Scientific reports indicating that the horse chestnut was successful in treating pulmonary illnesses in horses had initially aroused Zannichelli’s curiosity about the plant’s effectiveness in treating humans. The tree was already an established ornamental and shade tree in European gardens, where Zannichelli had ample occasion to study it. He began by drying a cutting from the tree, distilling a powder through several processes, and observing the reaction of the powder when mixed with acids and bile.
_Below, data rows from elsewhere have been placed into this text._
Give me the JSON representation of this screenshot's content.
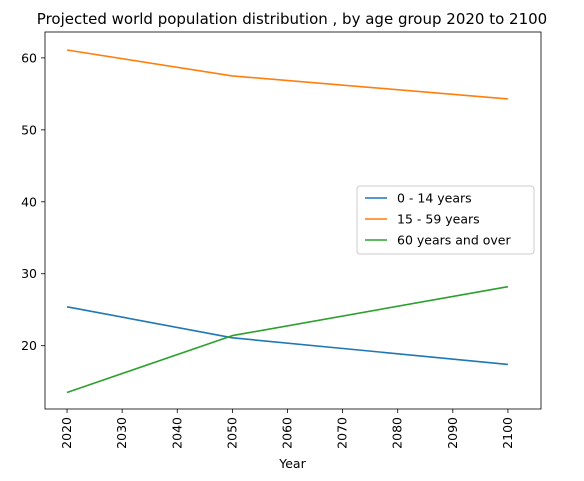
{
  "chart_data": {
    "type": "line",
    "title": "Projected world population distribution , by age group 2020 to 2100",
    "xlabel": "Year",
    "ylabel": "",
    "x": [
      2020,
      2050,
      2100
    ],
    "xticks": [
      2020,
      2030,
      2040,
      2050,
      2060,
      2070,
      2080,
      2090,
      2100
    ],
    "yticks": [
      20,
      30,
      40,
      50,
      60
    ],
    "xlim": [
      2016,
      2106
    ],
    "ylim": [
      11.2,
      63.6
    ],
    "grid": false,
    "legend_position": "center-right",
    "series": [
      {
        "name": "0 - 14 years",
        "color": "#1f77b4",
        "values": [
          25.4,
          21.1,
          17.4
        ]
      },
      {
        "name": "15 - 59 years",
        "color": "#ff7f0e",
        "values": [
          61.1,
          57.5,
          54.3
        ]
      },
      {
        "name": "60 years and over",
        "color": "#2ca02c",
        "values": [
          13.5,
          21.4,
          28.2
        ]
      }
    ]
  }
}
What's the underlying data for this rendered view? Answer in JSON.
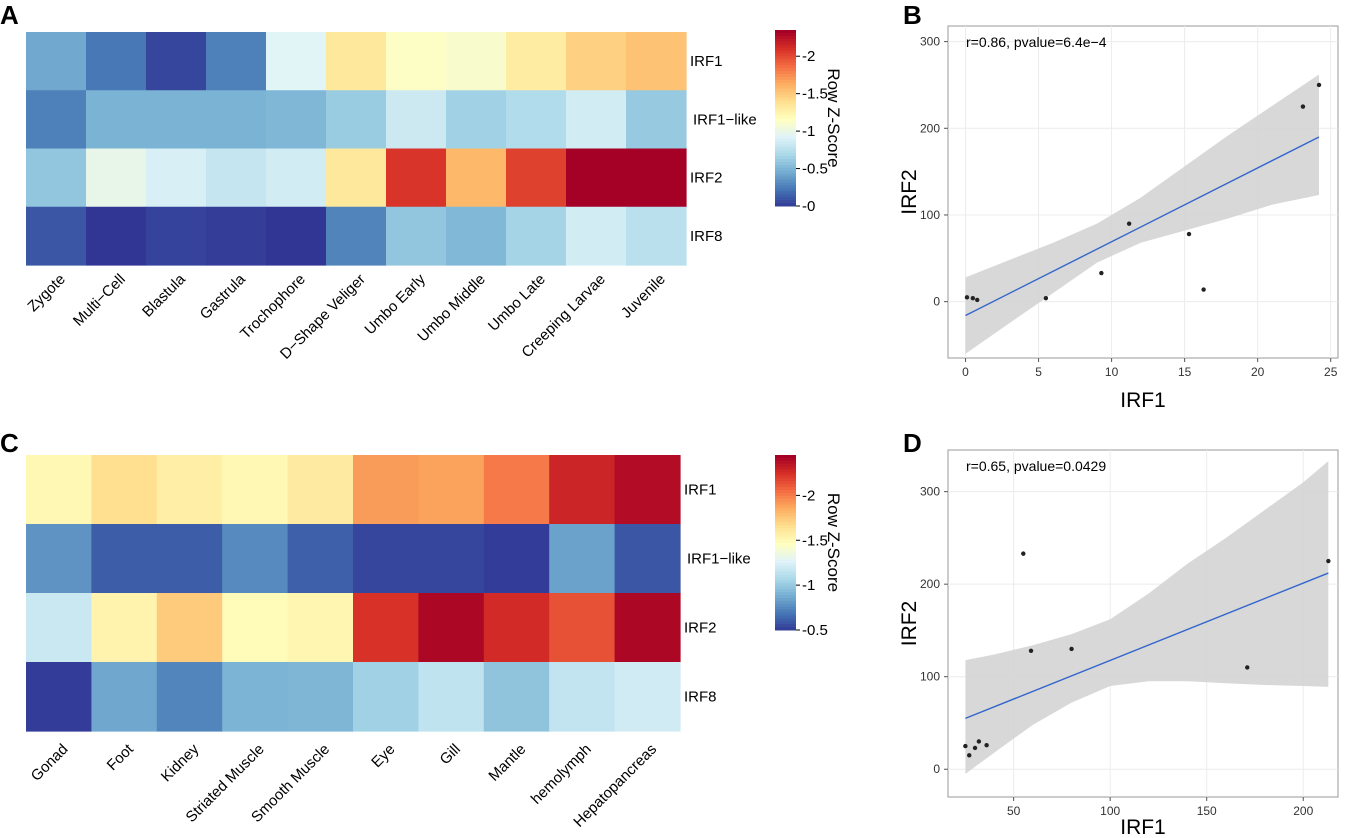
{
  "colors": {
    "low": "#313695",
    "high": "#a50026",
    "ribbon": "#d4d4d4",
    "fit_line": "#3366cc",
    "point": "#222222",
    "grid": "#ececec"
  },
  "chart_data": [
    {
      "panel": "A",
      "type": "heatmap",
      "rows": [
        "IRF1",
        "IRF1−like",
        "IRF2",
        "IRF8"
      ],
      "columns": [
        "Zygote",
        "Multi−Cell",
        "Blastula",
        "Gastrula",
        "Trochophore",
        "D−Shape Veliger",
        "Umbo Early",
        "Umbo Middle",
        "Umbo Late",
        "Creeping Larvae",
        "Juvenile"
      ],
      "values": [
        [
          0.45,
          0.25,
          0.06,
          0.28,
          0.95,
          1.35,
          1.15,
          1.12,
          1.32,
          1.48,
          1.55
        ],
        [
          0.28,
          0.5,
          0.5,
          0.5,
          0.52,
          0.63,
          0.85,
          0.66,
          0.73,
          0.88,
          0.62
        ],
        [
          0.6,
          1.0,
          0.9,
          0.82,
          0.88,
          1.35,
          2.1,
          1.6,
          2.05,
          2.38,
          2.42
        ],
        [
          0.12,
          0.0,
          0.05,
          0.03,
          0.0,
          0.3,
          0.6,
          0.53,
          0.68,
          0.88,
          0.77
        ]
      ],
      "colorbar": {
        "title": "Row Z-Score",
        "ticks": [
          0,
          0.5,
          1,
          1.5,
          2
        ],
        "tick_labels": [
          "0",
          "0.5",
          "1",
          "1.5",
          "2"
        ],
        "range": [
          0,
          2.35
        ]
      }
    },
    {
      "panel": "B",
      "type": "scatter",
      "annotation": "r=0.86, pvalue=6.4e−4",
      "xlabel": "IRF1",
      "ylabel": "IRF2",
      "xlim": [
        -1.2,
        25.5
      ],
      "ylim": [
        -65,
        318
      ],
      "xticks": [
        0,
        5,
        10,
        15,
        20,
        25
      ],
      "yticks": [
        0,
        100,
        200,
        300
      ],
      "points": [
        [
          0.1,
          5
        ],
        [
          0.5,
          4
        ],
        [
          0.8,
          2
        ],
        [
          5.5,
          4
        ],
        [
          9.3,
          33
        ],
        [
          11.2,
          90
        ],
        [
          15.3,
          78
        ],
        [
          16.3,
          14
        ],
        [
          23.1,
          225
        ],
        [
          24.2,
          250
        ]
      ],
      "fit": {
        "x0": 0,
        "x1": 24.2,
        "y0": -16,
        "y1": 190
      },
      "ribbon": [
        [
          0,
          28,
          -60
        ],
        [
          3,
          48,
          -25
        ],
        [
          6,
          68,
          10
        ],
        [
          9,
          90,
          45
        ],
        [
          12,
          120,
          68
        ],
        [
          15,
          156,
          82
        ],
        [
          18,
          192,
          96
        ],
        [
          21,
          226,
          112
        ],
        [
          24.2,
          262,
          123
        ]
      ]
    },
    {
      "panel": "C",
      "type": "heatmap",
      "rows": [
        "IRF1",
        "IRF1−like",
        "IRF2",
        "IRF8"
      ],
      "columns": [
        "Gonad",
        "Foot",
        "Kidney",
        "Striated Muscle",
        "Smooth Muscle",
        "Eye",
        "Gill",
        "Mantle",
        "hemolymph",
        "Hepatopancreas"
      ],
      "values": [
        [
          1.52,
          1.67,
          1.58,
          1.52,
          1.6,
          1.92,
          1.9,
          2.02,
          2.3,
          2.4
        ],
        [
          0.8,
          0.62,
          0.62,
          0.77,
          0.63,
          0.55,
          0.55,
          0.52,
          0.85,
          0.6
        ],
        [
          1.2,
          1.55,
          1.75,
          1.5,
          1.53,
          2.25,
          2.42,
          2.28,
          2.15,
          2.42
        ],
        [
          0.52,
          0.87,
          0.75,
          0.92,
          0.93,
          1.05,
          1.16,
          0.99,
          1.17,
          1.22
        ]
      ],
      "colorbar": {
        "title": "Row Z-Score",
        "ticks": [
          0.5,
          1,
          1.5,
          2
        ],
        "tick_labels": [
          "0.5",
          "1",
          "1.5",
          "2"
        ],
        "range": [
          0.5,
          2.45
        ]
      }
    },
    {
      "panel": "D",
      "type": "scatter",
      "annotation": "r=0.65, pvalue=0.0429",
      "xlabel": "IRF1",
      "ylabel": "IRF2",
      "xlim": [
        16,
        218
      ],
      "ylim": [
        -30,
        345
      ],
      "xticks": [
        50,
        100,
        150,
        200
      ],
      "yticks": [
        0,
        100,
        200,
        300
      ],
      "points": [
        [
          25,
          25
        ],
        [
          27,
          15
        ],
        [
          30,
          23
        ],
        [
          32,
          30
        ],
        [
          36,
          26
        ],
        [
          55,
          233
        ],
        [
          59,
          128
        ],
        [
          80,
          130
        ],
        [
          171,
          110
        ],
        [
          213,
          225
        ]
      ],
      "fit": {
        "x0": 25,
        "x1": 213,
        "y0": 55,
        "y1": 212
      },
      "ribbon": [
        [
          25,
          118,
          -5
        ],
        [
          40,
          124,
          18
        ],
        [
          60,
          134,
          48
        ],
        [
          80,
          146,
          72
        ],
        [
          100,
          162,
          90
        ],
        [
          120,
          190,
          95
        ],
        [
          140,
          222,
          95
        ],
        [
          160,
          250,
          93
        ],
        [
          180,
          280,
          91
        ],
        [
          200,
          310,
          90
        ],
        [
          213,
          333,
          89
        ]
      ]
    }
  ]
}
Convinced that the horse chestnut was a febrifuge similar to cinchona, he gave it to human subjects suffering from fever and other ills, and, by his accounts, restored them to health.
 
The publication includes an appendix by a different author (cited as “the nephew of Nigrisoli, doctor of Ferrara,” possibly Francesco Maria [1648–1727]), which discusses the various means used to adulterate pure cinchona powder with cherry, almond, aloe, and other plant matter. The appendix author claimed that these “abominable practices of deceit put public health at risk,” and attempted to teach doctors to distinguish the rarer, pure cinchona from false or impure preparations.
 
Both the new acquisition on the horse chestnut and a work dedicated on the cinchona plant can be viewed in the online library exhibit “The Botany of Empire in the Long Eighteenth Century.”